Ein Amazonas-Stamm hat die New York Times (NYT) wegen eines Berichts über den Zugang der Gemeinschaft zu Hochgeschwindigkeitsinternet verklagt, der seiner Meinung nach dazu geführt habe, dass die Mitglieder der Ethnie als pornosüchtig bezeichnet worden seien. In der Verleumdungsklage heißt es, der Bericht der US-Zeitung habe den Stamm der Marubo als „unfähig, mit dem grundlegenden Umgang mit dem Internet umzugehen“ dargestellt und „Behauptungen hervorgehoben, dass ihre Jugendlichen von Pornografie besessen seien“. Die Klage nennt auch TMZ und Yahoo als Beklagte und behauptet, deren Nachrichtenberichte hätten „ihre Jugend verspottet“ und „ihre Traditionen falsch dargestellt“. Die NYT erklärte, in ihrem Bericht sei nicht behauptet worden, dass Mitglieder des Stammes pornosüchtig seien. TMZ und Yahoo wurden um eine Stellungnahme gebeten.
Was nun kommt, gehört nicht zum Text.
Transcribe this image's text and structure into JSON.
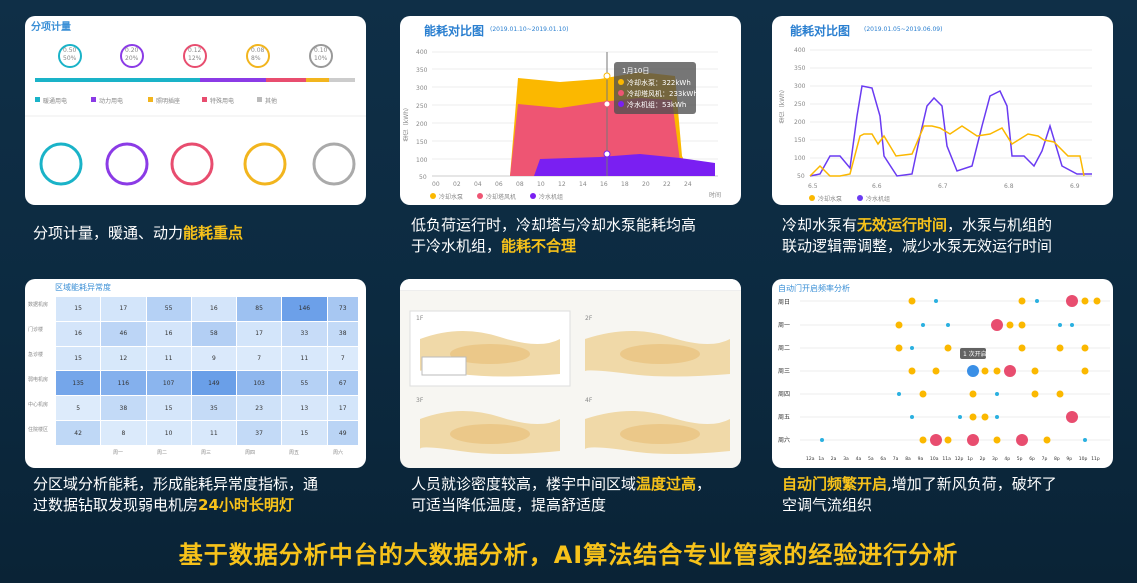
{
  "panels": {
    "p1": {
      "title": "分项计量",
      "rings": [
        "0.50\n50%",
        "0.20\n20%",
        "0.12\n12%",
        "0.08\n8%",
        "0.10\n10%"
      ],
      "ring_top": [
        {
          "v": "0.50",
          "p": "50%"
        },
        {
          "v": "0.20",
          "p": "20%"
        },
        {
          "v": "0.12",
          "p": "12%"
        },
        {
          "v": "0.08",
          "p": "8%"
        },
        {
          "v": "0.10",
          "p": "10%"
        }
      ],
      "legend": [
        "暖通用电",
        "动力用电",
        "照明插座",
        "特殊用电",
        "其他"
      ],
      "caption_pre": "分项计量，暖通、动力",
      "caption_hl": "能耗重点"
    },
    "p2": {
      "title": "能耗对比图",
      "date_range": "(2019.01.10~2019.01.10)",
      "yaxis_label": "单位（kWh）",
      "tooltip_title": "1月10日",
      "tooltip_rows": [
        "冷却水泵：322kWh",
        "冷却塔风机：233kWh",
        "冷水机组：53kWh"
      ],
      "x_label": "时间",
      "legend": [
        "冷却水泵",
        "冷却塔风机",
        "冷水机组"
      ],
      "caption_line1": "低负荷运行时，冷却塔与冷却水泵能耗均高",
      "caption_line2_pre": "于冷水机组，",
      "caption_line2_hl": "能耗不合理"
    },
    "p3": {
      "title": "能耗对比图",
      "date_range": "(2019.01.05~2019.06.09)",
      "yaxis_label": "单位（kWh）",
      "legend": [
        "冷却水泵",
        "冷水机组"
      ],
      "caption_line1_pre": "冷却水泵有",
      "caption_line1_hl": "无效运行时间",
      "caption_line1_post": "，水泵与机组的",
      "caption_line2": "联动逻辑需调整，减少水泵无效运行时间"
    },
    "p4": {
      "title": "区域能耗异常度",
      "row_labels": [
        "数据机房",
        "门诊楼",
        "急诊楼",
        "弱电机房",
        "中心机房",
        "住院楼区"
      ],
      "rows": [
        [
          "15",
          "17",
          "55",
          "16",
          "85",
          "146",
          "73"
        ],
        [
          "16",
          "46",
          "16",
          "58",
          "17",
          "33",
          "38"
        ],
        [
          "15",
          "12",
          "11",
          "9",
          "7",
          "11",
          "7"
        ],
        [
          "135",
          "116",
          "107",
          "149",
          "103",
          "55",
          "67"
        ],
        [
          "5",
          "38",
          "15",
          "35",
          "23",
          "13",
          "17"
        ],
        [
          "42",
          "8",
          "10",
          "11",
          "37",
          "15",
          "49"
        ]
      ],
      "col_labels": [
        "周一",
        "周二",
        "周三",
        "周四",
        "周五",
        "周六"
      ],
      "caption_line1": "分区域分析能耗，形成能耗异常度指标，通",
      "caption_line2_pre": "过数据钻取发现弱电机房",
      "caption_line2_hl": "24小时长明灯"
    },
    "p5": {
      "floors": [
        "1F",
        "2F",
        "3F",
        "4F"
      ],
      "caption_line1_pre": "人员就诊密度较高，楼宇中间区域",
      "caption_line1_hl": "温度过高",
      "caption_line1_post": "，",
      "caption_line2": "可适当降低温度，提高舒适度"
    },
    "p6": {
      "title": "自动门开启频率分析",
      "days": [
        "周日",
        "周一",
        "周二",
        "周三",
        "周四",
        "周五",
        "周六"
      ],
      "hours": [
        "12a",
        "1a",
        "2a",
        "3a",
        "4a",
        "5a",
        "6a",
        "7a",
        "8a",
        "9a",
        "10a",
        "11a",
        "12p",
        "1p",
        "2p",
        "3p",
        "4p",
        "5p",
        "6p",
        "7p",
        "8p",
        "9p",
        "10p",
        "11p"
      ],
      "tooltip": "1 次开启",
      "caption_line1_hl": "自动门频繁开启",
      "caption_line1_post": ",增加了新风负荷，破坏了",
      "caption_line2": "空调气流组织"
    }
  },
  "footer": "基于数据分析中台的大数据分析，AI算法结合专业管家的经验进行分析",
  "colors": {
    "accent": "#f7c21a",
    "orange": "#fbb800",
    "pink": "#e84d6f",
    "purple": "#7a1ff2",
    "blue": "#3a8fd6"
  }
}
Die Marubo, eine indigene Gemeinschaft von etwa 2.000 Menschen, fordert mindestens 180 Millionen Dollar Schadenersatz. Der Artikel der NYT, der neun Monate nach dem Zugang der Marubo zu Starlink, einem Satelliten-Internetdienst von Elon Musks SpaceX, geschrieben wurde, behauptete, der Stamm habe „bereits mit denselben Herausforderungen zu kämpfen, die amerikanische Haushalte seit Jahren plagen“. Dazu gehörten „Teenager, die an ihren Handys kleben“, „gewalttätige Videospiele“ und „Minderjährige, die Pornografie konsumieren“, so der Bericht. Ein Gemeindevorsteher und lautstarker Kritiker des Internets sei „am meisten beunruhigt über die Pornografie“ und habe von „aggressiverem Sexualverhalten“ junger Männer erfahren.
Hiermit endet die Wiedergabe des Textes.